たぶん見た目としては逆になるんでしょうけど」
「どうせわたしは小さいですよ」
お姉ちゃんと呼ばれた嬉しさと暗に小さいと言われた事への不満とでニヤニヤしているような口をとがらせているようなよくわからない表情でユメがそう言った。
「嫌でしたか?」
「ううん。

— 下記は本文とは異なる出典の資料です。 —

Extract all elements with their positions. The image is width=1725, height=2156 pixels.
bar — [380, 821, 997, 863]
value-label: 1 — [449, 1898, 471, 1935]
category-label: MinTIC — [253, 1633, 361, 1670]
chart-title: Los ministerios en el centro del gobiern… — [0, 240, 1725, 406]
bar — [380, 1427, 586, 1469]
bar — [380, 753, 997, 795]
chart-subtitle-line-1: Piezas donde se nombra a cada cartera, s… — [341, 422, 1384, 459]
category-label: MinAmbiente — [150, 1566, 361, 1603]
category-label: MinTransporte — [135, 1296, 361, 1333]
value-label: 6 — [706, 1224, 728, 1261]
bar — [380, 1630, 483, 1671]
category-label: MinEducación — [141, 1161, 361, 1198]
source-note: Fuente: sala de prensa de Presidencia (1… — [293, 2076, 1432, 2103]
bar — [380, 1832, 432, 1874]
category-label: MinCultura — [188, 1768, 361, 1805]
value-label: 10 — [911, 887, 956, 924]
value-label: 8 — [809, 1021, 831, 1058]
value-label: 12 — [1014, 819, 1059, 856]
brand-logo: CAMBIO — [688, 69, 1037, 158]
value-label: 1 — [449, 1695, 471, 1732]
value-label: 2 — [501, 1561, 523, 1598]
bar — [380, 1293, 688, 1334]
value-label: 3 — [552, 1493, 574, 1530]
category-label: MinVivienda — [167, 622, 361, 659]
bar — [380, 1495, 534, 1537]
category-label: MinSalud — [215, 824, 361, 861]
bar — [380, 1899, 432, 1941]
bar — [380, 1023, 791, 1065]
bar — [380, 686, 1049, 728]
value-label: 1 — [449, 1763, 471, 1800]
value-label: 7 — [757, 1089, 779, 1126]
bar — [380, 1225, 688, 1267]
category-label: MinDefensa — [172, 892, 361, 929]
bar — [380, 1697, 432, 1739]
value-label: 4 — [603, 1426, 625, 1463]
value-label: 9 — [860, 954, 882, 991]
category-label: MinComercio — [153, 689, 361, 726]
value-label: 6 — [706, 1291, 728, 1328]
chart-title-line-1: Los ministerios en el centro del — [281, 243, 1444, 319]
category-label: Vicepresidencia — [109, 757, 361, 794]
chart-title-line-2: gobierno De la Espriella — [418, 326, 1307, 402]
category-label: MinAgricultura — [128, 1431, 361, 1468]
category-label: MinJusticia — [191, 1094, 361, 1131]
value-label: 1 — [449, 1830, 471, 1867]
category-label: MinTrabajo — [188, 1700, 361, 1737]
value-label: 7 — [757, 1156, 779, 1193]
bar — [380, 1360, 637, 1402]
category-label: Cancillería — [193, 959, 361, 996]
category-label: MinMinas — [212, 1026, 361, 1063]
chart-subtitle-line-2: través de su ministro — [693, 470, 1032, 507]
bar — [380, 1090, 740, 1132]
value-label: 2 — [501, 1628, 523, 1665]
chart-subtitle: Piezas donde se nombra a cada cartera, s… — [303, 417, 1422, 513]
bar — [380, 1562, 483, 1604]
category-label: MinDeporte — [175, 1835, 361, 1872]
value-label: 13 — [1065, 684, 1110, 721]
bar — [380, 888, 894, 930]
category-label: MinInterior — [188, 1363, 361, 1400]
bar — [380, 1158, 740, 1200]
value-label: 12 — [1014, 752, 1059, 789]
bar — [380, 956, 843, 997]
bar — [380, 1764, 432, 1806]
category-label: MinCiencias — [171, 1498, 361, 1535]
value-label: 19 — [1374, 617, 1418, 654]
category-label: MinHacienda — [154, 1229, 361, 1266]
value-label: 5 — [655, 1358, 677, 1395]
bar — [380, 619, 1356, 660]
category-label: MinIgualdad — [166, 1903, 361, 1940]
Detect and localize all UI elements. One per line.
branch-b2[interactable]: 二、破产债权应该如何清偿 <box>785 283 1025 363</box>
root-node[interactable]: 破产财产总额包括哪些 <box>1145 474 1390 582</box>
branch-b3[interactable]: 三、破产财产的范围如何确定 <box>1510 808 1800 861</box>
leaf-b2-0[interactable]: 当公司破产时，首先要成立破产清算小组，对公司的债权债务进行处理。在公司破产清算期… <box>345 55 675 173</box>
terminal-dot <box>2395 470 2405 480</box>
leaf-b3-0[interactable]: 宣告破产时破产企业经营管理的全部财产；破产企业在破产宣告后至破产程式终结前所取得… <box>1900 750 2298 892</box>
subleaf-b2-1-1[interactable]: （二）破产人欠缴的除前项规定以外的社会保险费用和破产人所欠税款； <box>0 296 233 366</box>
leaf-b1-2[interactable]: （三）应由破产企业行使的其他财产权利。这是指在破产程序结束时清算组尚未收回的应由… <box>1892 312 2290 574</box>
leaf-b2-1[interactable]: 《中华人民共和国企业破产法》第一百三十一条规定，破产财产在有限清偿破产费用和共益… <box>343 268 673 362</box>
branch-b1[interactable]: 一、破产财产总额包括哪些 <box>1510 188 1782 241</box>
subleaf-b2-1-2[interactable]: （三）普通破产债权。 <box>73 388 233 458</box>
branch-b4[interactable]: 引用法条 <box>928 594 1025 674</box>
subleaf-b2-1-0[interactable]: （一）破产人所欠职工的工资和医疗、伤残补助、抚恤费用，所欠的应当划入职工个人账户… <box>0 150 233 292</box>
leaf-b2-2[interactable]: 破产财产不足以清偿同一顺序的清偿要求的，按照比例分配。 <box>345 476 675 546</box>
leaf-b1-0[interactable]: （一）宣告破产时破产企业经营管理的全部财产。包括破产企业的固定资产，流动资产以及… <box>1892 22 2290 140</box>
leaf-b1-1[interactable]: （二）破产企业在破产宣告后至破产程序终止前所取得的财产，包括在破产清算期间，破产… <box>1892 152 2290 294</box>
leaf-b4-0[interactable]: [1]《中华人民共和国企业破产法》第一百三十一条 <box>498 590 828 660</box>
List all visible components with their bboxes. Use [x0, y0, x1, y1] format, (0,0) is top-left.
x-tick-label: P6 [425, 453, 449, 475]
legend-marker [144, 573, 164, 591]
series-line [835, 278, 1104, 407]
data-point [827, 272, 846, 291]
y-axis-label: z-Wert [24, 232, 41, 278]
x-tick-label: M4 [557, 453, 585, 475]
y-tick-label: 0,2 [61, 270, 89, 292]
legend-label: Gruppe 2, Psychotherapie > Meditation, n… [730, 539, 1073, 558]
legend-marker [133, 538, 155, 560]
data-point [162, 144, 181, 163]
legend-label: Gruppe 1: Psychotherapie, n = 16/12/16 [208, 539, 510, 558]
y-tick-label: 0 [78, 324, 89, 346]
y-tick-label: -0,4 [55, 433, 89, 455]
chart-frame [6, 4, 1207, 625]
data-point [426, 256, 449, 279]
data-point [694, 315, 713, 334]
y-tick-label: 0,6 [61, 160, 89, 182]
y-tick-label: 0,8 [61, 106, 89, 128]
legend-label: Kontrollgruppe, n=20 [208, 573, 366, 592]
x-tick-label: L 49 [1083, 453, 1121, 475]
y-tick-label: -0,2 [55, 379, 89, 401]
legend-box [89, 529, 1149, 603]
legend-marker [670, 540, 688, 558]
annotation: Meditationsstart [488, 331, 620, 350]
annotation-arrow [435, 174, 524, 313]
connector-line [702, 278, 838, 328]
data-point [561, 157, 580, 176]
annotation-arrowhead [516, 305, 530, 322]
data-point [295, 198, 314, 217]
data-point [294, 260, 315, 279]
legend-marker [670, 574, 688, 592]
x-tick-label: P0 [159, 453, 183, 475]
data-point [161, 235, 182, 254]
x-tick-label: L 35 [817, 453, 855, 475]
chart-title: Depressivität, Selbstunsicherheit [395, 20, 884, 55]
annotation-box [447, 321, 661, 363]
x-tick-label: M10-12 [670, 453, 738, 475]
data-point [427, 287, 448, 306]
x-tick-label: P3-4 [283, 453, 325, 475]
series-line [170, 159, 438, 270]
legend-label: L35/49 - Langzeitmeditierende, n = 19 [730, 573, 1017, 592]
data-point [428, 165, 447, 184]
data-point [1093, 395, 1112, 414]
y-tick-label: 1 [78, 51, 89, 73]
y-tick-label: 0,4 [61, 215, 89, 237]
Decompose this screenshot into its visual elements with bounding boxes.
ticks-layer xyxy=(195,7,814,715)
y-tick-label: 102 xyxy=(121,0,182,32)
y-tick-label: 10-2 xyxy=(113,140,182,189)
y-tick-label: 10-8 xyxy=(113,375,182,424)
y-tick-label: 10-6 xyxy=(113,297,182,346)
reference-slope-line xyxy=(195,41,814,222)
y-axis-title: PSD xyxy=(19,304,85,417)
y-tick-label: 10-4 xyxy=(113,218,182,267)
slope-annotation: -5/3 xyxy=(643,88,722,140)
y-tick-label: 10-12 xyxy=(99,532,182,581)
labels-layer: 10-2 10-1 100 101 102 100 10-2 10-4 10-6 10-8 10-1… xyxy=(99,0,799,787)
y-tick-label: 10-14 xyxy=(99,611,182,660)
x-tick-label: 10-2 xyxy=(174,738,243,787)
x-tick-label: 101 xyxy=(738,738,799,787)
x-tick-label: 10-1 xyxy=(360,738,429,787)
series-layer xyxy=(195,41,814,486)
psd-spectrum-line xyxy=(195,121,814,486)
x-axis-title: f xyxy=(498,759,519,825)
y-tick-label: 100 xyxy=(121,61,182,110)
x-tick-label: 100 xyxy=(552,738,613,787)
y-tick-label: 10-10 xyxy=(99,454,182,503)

甘えてくれていいよ。
それよりも藍の肌がふにふにで気持ちいいかも」
「ユメさんのそれには負けると思いますけど」
「お姉ちゃんって呼んでくれないの?」
「えっと、何だか恥ずかしくって……」
「じゃあさっきは頑張って呼んでくれたんだ」
恥ずかしそうな声を出していた藍にユメがそんな事を言うので藍が黙ってしまう。
ユメもユメで口元に笑みを浮かべてクスッと笑うと藍の頭を撫で始めるので事は何も進まない。
しばらくしてとうとう観念したように藍が口を開いた。
「どうやったらユメさんみたいに、お兄ちゃんみたいに歌が上手くなるんですか?」
「どうやったら……か。最初は好きだったからずっと歌っていただけだよね」
『でも結局ちょくちょく綺歩とかに発声の練習付き合って貰っていたからじゃないか?
俺達は音楽に関しては正直疎い人間だし』
「そうだよね。やっぱり正しい練習教えてくれる人に教わるのが楽かも」
「綺歩さんとかにですか?」
「うん。でも、今の藍は受験勉強しなくちゃいけないんじゃない?」
「息抜きに歌とか歌ってみようかなって思ったんですけど、出来るなら上手くなりたいかなって思いまして」
「それだったら、好きに歌っていたらいいんじゃないかな?
あとは自分の歌を自分で聞いてみるのも良いって聞くよね。最初は嫌かもしれないけど」
ユメが半分笑いながら言うので、藍が不思議そうな声で「嫌なんですか?」と返した。
「自分が普段聞いている自分の声と、周りの人に聞こえている声ってちょっと違うんだよ」
「そうなんですか」
藍の感心したような声が聞こえてきたところで、そろそろユメの方がのぼせそうになったのでお風呂から上がる。
ユメが着るのは勿論俺の服なのですごくぶかぶか。そんな状態でリビングに行くと優希がアイスを美味しそうに食べていた。
「流石にこの時期にアイスって寒くない?」
「あ、今日はお姉ちゃんでお風呂に入ったんだ」
「優、そんなだと太っちゃうよ?」
「藍? って事はもしかして二人でお風呂入ったの?」
藍を見つけた優希が何度か瞬きをして、それから声をあげる。
「そうだよ」
「ずるい」
「じゃあ、優がユメさんの髪乾かしてあげて」
「じゃあ、許す」
ユメの目の前、ユメに全く入る隙無くそんな風に話が進み優希が口にアイスの棒を加えたままパタパタとドライヤーを取りに行った。
それから戻ってきた優希にユメが解放されたのは長いユメの髪がすべて乾き終わった後だった。